Zen Master Zhishun in Tang Dynasty constantly went to different places to understand Zen. One day, he was sitting in meditation in a wood on the hill. A hunter shot and hit a pheasant, which was wounded but ran away towards him. With his sleeve, Zen Master Zhishun covered the poor little thing who had just escaped from death. Soon the hunter came and asked the Zen Master for the pheasant: “Please return to me the pheasant I shot!”

The Zen Master counseled and enlightened the hunter with infinite mercy: “It is, after all, a life. Let it go!”

“You should know that this pheasant can be one delicious dish.”

The hunter kept arguing with the Zen Master in order to get the pheasant back. In the end, without any choice, the Zen Master, picking up the knife of a Buddhist monk, cut off his ears, gave them to the hunter, and then said, “Are two ears equal to your pheasant?

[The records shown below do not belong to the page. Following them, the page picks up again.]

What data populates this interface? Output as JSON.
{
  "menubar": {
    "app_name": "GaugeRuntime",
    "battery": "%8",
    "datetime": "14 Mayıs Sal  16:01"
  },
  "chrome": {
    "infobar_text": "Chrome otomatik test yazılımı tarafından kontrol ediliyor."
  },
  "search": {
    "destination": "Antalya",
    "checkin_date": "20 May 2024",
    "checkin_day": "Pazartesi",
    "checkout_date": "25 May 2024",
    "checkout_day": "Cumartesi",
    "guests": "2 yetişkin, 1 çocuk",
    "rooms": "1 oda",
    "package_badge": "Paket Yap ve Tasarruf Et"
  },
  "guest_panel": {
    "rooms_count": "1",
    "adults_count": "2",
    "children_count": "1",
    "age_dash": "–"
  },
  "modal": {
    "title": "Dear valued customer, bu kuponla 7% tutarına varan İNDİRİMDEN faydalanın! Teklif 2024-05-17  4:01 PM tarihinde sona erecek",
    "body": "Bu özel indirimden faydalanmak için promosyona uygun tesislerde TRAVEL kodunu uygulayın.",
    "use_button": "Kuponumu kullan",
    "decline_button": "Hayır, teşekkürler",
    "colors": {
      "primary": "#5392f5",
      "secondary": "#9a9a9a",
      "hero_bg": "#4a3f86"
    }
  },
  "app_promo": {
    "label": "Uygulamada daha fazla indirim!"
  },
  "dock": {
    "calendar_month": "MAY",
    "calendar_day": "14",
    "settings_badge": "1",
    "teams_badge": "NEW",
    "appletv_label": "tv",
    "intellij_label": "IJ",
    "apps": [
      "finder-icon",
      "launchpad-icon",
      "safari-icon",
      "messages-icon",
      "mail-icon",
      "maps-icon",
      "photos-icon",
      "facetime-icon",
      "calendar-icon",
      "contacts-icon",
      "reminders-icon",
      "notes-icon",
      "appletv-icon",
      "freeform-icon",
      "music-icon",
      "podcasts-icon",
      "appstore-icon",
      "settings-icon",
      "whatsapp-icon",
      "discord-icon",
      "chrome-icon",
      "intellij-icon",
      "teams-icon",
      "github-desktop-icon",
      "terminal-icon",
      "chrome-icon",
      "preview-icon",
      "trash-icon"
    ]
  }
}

You can make a dish out of them.”

Greatly shocked, the hunter finally realized that hunting and killing were the most brutal. He was so repentant of what he did.

To save a life, Zen Master Zhishun was willing to hurt his own body. The Dharma was called “helping all living creatures to get rid of misery only, but not pursuing personal safety and happiness”, and it is a vivid manifestation of Zen Master Zhishun’s mercy. Those who practice Zen do not escape from the society or detach themselves from general people. Their practice of sacrificing themselves to save others can be seen from the story of Zen Master Zhishun who cut off ears to save a pheasant.